Laura didn't move. She didn't speak either.
"Uh-huh. So let's see a driver's license."
"My purse was stolen," Laura said.
"Oh, yeah!" He nodded, drumming his fingers on the countertop. "Where'd you steal the rock from, ladies?"
"Let's go," Didi urged.
"You're undercover cops, right?" the man asked. "Tryin' to sting my ass?" He snorted. "Yeah, I can smell cops a mile off! Comin' in here with a phony southern accent! You people won't stop roustin' me, will you?"
"Let's go." Didi grasped Laura's arm.
She almost turned away. Almost.
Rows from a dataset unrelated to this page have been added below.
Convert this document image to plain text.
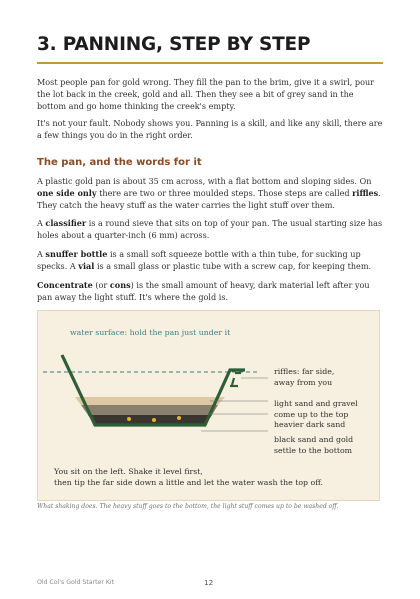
3. PANNING, STEP BY STEP

Most people pan for gold wrong. They fill the pan to the brim, give it a swirl, pour the lot back in the creek, gold and all. Then they see a bit of grey sand in the bottom and go home thinking the creek's empty.

It's not your fault. Nobody shows you. Panning is a skill, and like any skill, there are a few things you do in the right order.

The pan, and the words for it

A plastic gold pan is about 35 cm across, with a flat bottom and sloping sides. On one side only there are two or three moulded steps. Those steps are called riffles. They catch the heavy stuff as the water carries the light stuff over them.

A classifier is a round sieve that sits on top of your pan. The usual starting size has holes about a quarter-inch (6 mm) across.

A snuffer bottle is a small soft squeeze bottle with a thin tube, for sucking up specks. A vial is a small glass or plastic tube with a screw cap, for keeping them.

Concentrate (or cons) is the small amount of heavy, dark material left after you pan away the light stuff. It's where the gold is.

water surface: hold the pan just under it

riffles: far side,
away from you

light sand and gravel
come up to the top

heavier dark sand

black sand and gold
settle to the bottom

You sit on the left. Shake it level first,
then tip the far side down a little and let the water wash the top off.

What shaking does. The heavy stuff goes to the bottom, the light stuff comes up to be washed off.

Old Col's Gold Starter Kit	12
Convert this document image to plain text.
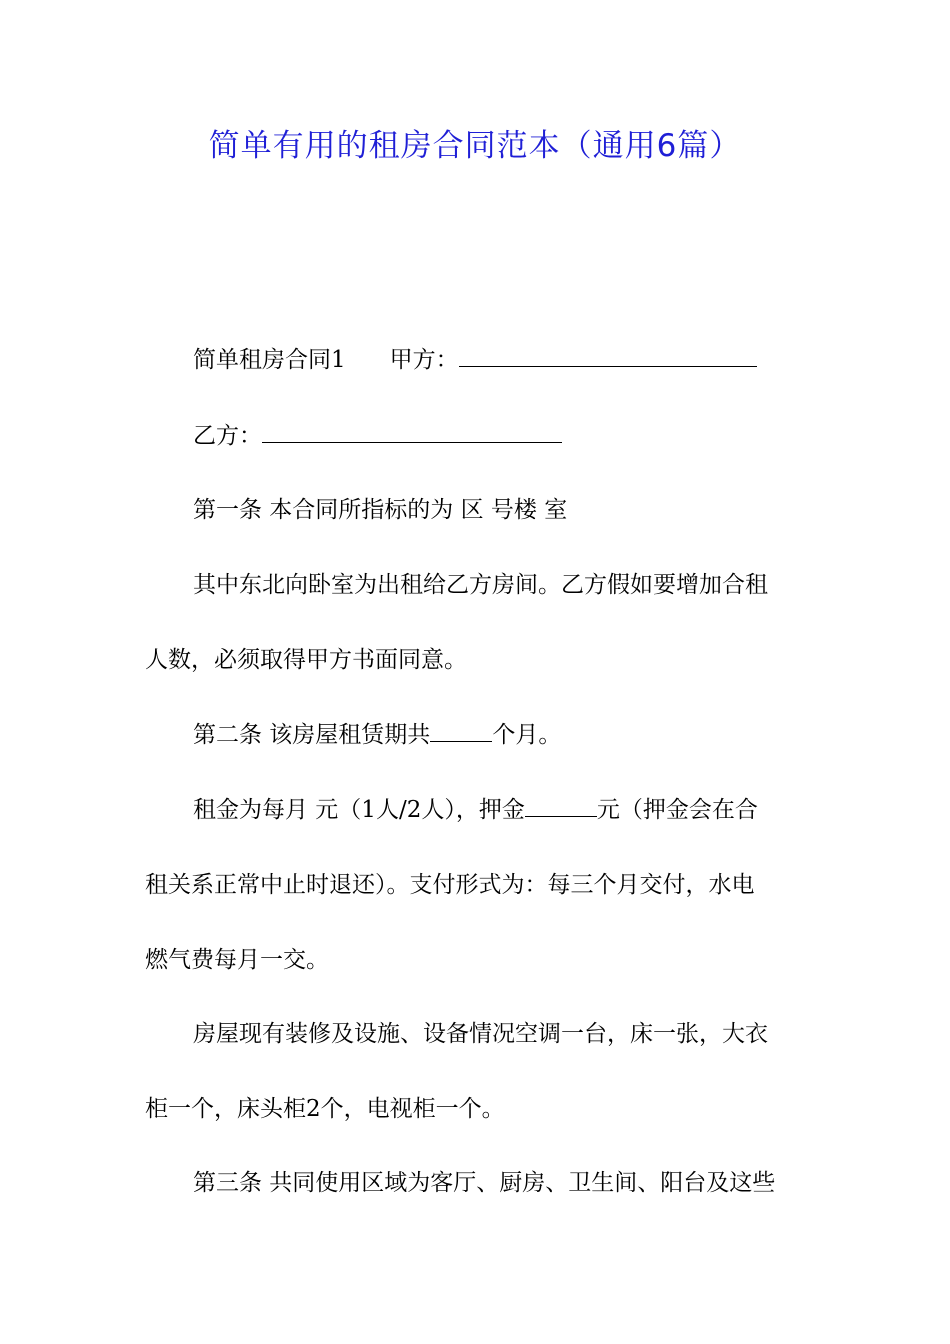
简单有用的租房合同范本（通用6篇）
简单租房合同1 甲方：
乙方：
第一条 本合同所指标的为 区 号楼 室
其中东北向卧室为出租给乙方房间。乙方假如要增加合租
人数，必须取得甲方书面同意。
第二条 该房屋租赁期共	个月。
租金为每月 元（1人/2人），押金	元（押金会在合
租关系正常中止时退还）。支付形式为：每三个月交付，水电
燃气费每月一交。
房屋现有装修及设施、设备情况空调一台，床一张，大衣
柜一个，床头柜2个，电视柜一个。
第三条 共同使用区域为客厅、厨房、卫生间、阳台及这些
But her hand was killing her and they were down to the last of their cash, a gloomier day she'd never seen, and Mary Terror was out there somewhere with David. She felt her frayed temper snap, and the next thing she felt was her hand reaching up under her sweater. She grasped the handle of the automatic in the waistband of her jeans, and she brought the gun up and pointed it at the man's horse teeth.
"I'll take a thousand dollars for my diamond," Laura said. "No dickering."
The man's grin hung by a lip.
"Oh God!" Didi wailed. "Don't kill him like you did that other one, Bonnie! Don't blow the brains out of his head!"
The man trembled and lifted his arms. He had on cuff links that looked like little gold nuggets.
"Open the cash register," Laura told him. "You just bought a diamond."
He hustled to obey, and when the register was open he started counting out the cash. "Bonnie gets crazy sometimes," Didi said as she went to the front door and turned over the WE'RE OPEN sign to SORRY WE'RE CLOSED. There was nobody on the street anywhere, the wind and the snow keeping saner people indoors. "She shot a guy through the head in Nebraska yesterday. Trigger crazy is what she is."
"You want big bills?" the man gasped. "You want hundreds?"
"Whatever," Didi answered. "Come on, hurry it up!"
"I've only… I've only got… got six hundred dollars in the register. Got some more in the safe. Back there." He nodded toward a door with an OFFICE sign on it.
"Six hundred's enough," Didi said. "Take the money, Bonnie. Got to get us to Michigan, doesn't it?" She took the automatic from Laura as Didi pocketed the cash. "Anybody else in here?"
"Wanda Jane's in the back. She's the bookkeeper."
"Okay, go on through that door real nice and slow."
The man started to walk, but Laura said, "Wait. Take the diamond. You bought it." Didi flashed her a glance of disapproval, and the scared clerk just stood there not knowing what to do. "Take it," Laura said, and at last he did.
In the office, a wizened woman with butch-cut gray hair was smoking a cigarette, sitting in a smoke haze and talking on the telephone as she watched a soap opera on a portable TV. Didi didn't have to speak; the man's face and the pistol did all the talking. Wanda Jane croaked, "Jumpin' Jesus! Hal, I think we're bein' -" Didi put her hand down on the phone's prongs, cutting the connection.